Le Sénat a adopté en septembre un amendement au Projet de loi pour la confiance dans l’institution judiciaire qui donnait aux tribunaux de commerce compétence pour juger les litiges relatifs au devoir de vigilance des entreprises – une obligation juridique imposant aux grandes entreprises de publier annuellement un plan de vigilance pour remédier aux éventuelles répercussions négatives de leurs activités sur les droits humains et l’environnement. Des organisations de la société civile ont exprimé leur inquiétude, car elles avaient demandé que la compétence pour juger ce type d’affaires revienne aux tribunaux judiciaires.

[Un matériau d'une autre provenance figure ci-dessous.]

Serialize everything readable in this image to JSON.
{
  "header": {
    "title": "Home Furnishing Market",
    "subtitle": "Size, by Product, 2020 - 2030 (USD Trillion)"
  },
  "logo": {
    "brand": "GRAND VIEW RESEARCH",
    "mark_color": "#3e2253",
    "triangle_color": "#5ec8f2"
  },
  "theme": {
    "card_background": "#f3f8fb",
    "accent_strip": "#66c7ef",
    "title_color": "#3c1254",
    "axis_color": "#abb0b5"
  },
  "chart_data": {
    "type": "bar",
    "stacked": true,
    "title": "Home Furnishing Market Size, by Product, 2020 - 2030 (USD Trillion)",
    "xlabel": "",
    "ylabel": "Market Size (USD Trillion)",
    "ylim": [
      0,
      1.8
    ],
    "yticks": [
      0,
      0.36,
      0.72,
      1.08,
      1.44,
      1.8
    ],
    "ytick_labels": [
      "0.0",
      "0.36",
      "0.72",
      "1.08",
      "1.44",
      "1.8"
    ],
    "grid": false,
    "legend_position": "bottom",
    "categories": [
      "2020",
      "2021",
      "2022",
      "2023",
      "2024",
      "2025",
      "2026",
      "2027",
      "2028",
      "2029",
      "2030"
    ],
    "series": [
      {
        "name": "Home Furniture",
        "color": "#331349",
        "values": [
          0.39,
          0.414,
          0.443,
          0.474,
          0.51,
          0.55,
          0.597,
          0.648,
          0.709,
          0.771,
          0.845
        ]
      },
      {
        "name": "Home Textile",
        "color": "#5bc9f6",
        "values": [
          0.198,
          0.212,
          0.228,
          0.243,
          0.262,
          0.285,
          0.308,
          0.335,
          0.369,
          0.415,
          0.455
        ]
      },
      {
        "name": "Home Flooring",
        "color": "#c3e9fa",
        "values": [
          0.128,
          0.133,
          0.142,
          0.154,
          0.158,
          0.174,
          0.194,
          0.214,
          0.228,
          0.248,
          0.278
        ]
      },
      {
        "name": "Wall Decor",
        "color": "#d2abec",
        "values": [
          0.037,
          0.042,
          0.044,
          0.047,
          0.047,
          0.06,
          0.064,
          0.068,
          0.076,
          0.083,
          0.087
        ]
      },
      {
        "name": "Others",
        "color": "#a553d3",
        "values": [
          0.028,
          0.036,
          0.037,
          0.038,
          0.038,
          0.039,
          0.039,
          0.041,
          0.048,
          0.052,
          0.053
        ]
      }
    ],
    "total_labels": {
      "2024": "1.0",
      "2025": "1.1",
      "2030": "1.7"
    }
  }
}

Le 21 octobre, une commission mixte paritaire a rejeté l’amendement du Sénat, posant ainsi que les effets sur les droits humains et l’environnement des activités des entreprises seraient du ressort du tribunal judiciaire de Paris. En décembre, la
Cour de cassation a rendu un arrêt reconnaissant la compétence des tribunaux judiciaires, à l’issue de la première action en justice intentée au titre de la loi sur le devoir de vigilance.

Lutte contre la crise climatique

En février, un tribunal administratif a conclu pour la première fois que l’inaction des autorités face à l’urgence climatique était illégale et que la responsabilité du gouvernement pouvait être mise en cause pour non-respect de ses engagements.